US 11,704,577 B1
	High performance machine learning inference framework for edge devices
Gang Chen, Fremont, CA (US); Long Gao, San Jose, CA (US); and Eduardo Manuel Calleja, San Francisco, CA (US)
Assigned to Amazon Technologies, Inc., Seattle, WA (US)
Filed by Amazon Technologies, Inc., Seattle, WA (US)
Filed on Apr. 8, 2022, as Appl. No. 17/716,945.
Application 17/716,945 is a continuation of application No. 16/179,217, filed on Nov. 2, 2018, granted, now 11,301,762.
This patent is subject to a terminal disclaimer.
Int. Cl. G06N 5/02 (2023.01); G06N 20/00 (2019.01); G06F 16/11 (2019.01)

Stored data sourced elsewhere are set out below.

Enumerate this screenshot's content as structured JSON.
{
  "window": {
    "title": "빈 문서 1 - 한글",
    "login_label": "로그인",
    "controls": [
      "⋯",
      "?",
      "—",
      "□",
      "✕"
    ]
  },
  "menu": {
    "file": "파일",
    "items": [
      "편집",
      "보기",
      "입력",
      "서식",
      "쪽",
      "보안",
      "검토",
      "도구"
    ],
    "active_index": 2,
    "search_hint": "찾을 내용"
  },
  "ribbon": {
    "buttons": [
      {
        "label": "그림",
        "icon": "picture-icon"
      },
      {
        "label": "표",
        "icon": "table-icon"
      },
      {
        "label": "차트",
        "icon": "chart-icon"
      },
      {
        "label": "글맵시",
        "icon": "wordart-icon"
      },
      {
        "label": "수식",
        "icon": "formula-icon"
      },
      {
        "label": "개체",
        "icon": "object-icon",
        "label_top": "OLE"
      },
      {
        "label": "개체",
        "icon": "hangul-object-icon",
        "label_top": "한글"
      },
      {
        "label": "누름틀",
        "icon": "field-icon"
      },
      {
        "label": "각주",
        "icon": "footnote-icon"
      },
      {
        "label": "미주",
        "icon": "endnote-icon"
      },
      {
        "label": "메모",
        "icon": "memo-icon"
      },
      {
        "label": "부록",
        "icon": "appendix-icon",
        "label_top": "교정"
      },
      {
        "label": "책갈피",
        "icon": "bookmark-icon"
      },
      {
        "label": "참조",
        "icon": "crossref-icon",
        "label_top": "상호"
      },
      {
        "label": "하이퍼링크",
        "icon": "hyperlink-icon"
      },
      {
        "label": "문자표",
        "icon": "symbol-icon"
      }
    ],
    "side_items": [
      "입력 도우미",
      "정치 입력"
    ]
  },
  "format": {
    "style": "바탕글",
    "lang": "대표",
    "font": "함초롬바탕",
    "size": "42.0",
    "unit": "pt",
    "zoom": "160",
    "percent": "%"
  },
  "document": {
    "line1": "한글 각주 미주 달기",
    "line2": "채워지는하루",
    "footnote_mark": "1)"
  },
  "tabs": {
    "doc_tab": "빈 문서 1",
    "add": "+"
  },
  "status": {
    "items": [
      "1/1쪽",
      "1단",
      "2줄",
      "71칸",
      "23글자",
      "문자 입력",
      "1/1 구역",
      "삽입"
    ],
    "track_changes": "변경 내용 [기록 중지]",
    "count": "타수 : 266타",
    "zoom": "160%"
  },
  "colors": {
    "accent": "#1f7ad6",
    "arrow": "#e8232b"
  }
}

CPC G06N 5/027 (2013.01) [G06F 16/116 (2019.01); G06N 20/00 (2019.01)]

20 Claims

1. A computer-implemented method implemented in a provider network, the method comprising:

translating a first one or more files of a first machine learning (ML) model of a first format associated with a first ML framework into a second one or more files of a second format;

optimizing the second one or more files based on at least one hardware characteristic of a first one or more electronic devices outside the provider network to generate optimized second one or more files, the optimizing including performing one or more of layer fusion, quantization, optimal scheduling, or kernel fusion;

causing the optimized second one or more files to be provided to the first one or more electronic devices for use by one or more inference engines of the first one or more electronic devices;

translating a third one or more files of a second ML model of a third format associated with a second ML framework that is different from the first ML framework into a third one or more files of a third format;

optimizing the third one or more files based on at least one hardware characteristic of a second one or more electronic devices outside the provider network to generate optimized third one or more files, the optimizing including performing one or more of layer fusion, quantization, optimal scheduling, or kernel fusion; and

causing the optimized third one or more files to be provided to the second one or more electronic devices for use by one or more inference engines of the second one or more electronic devices.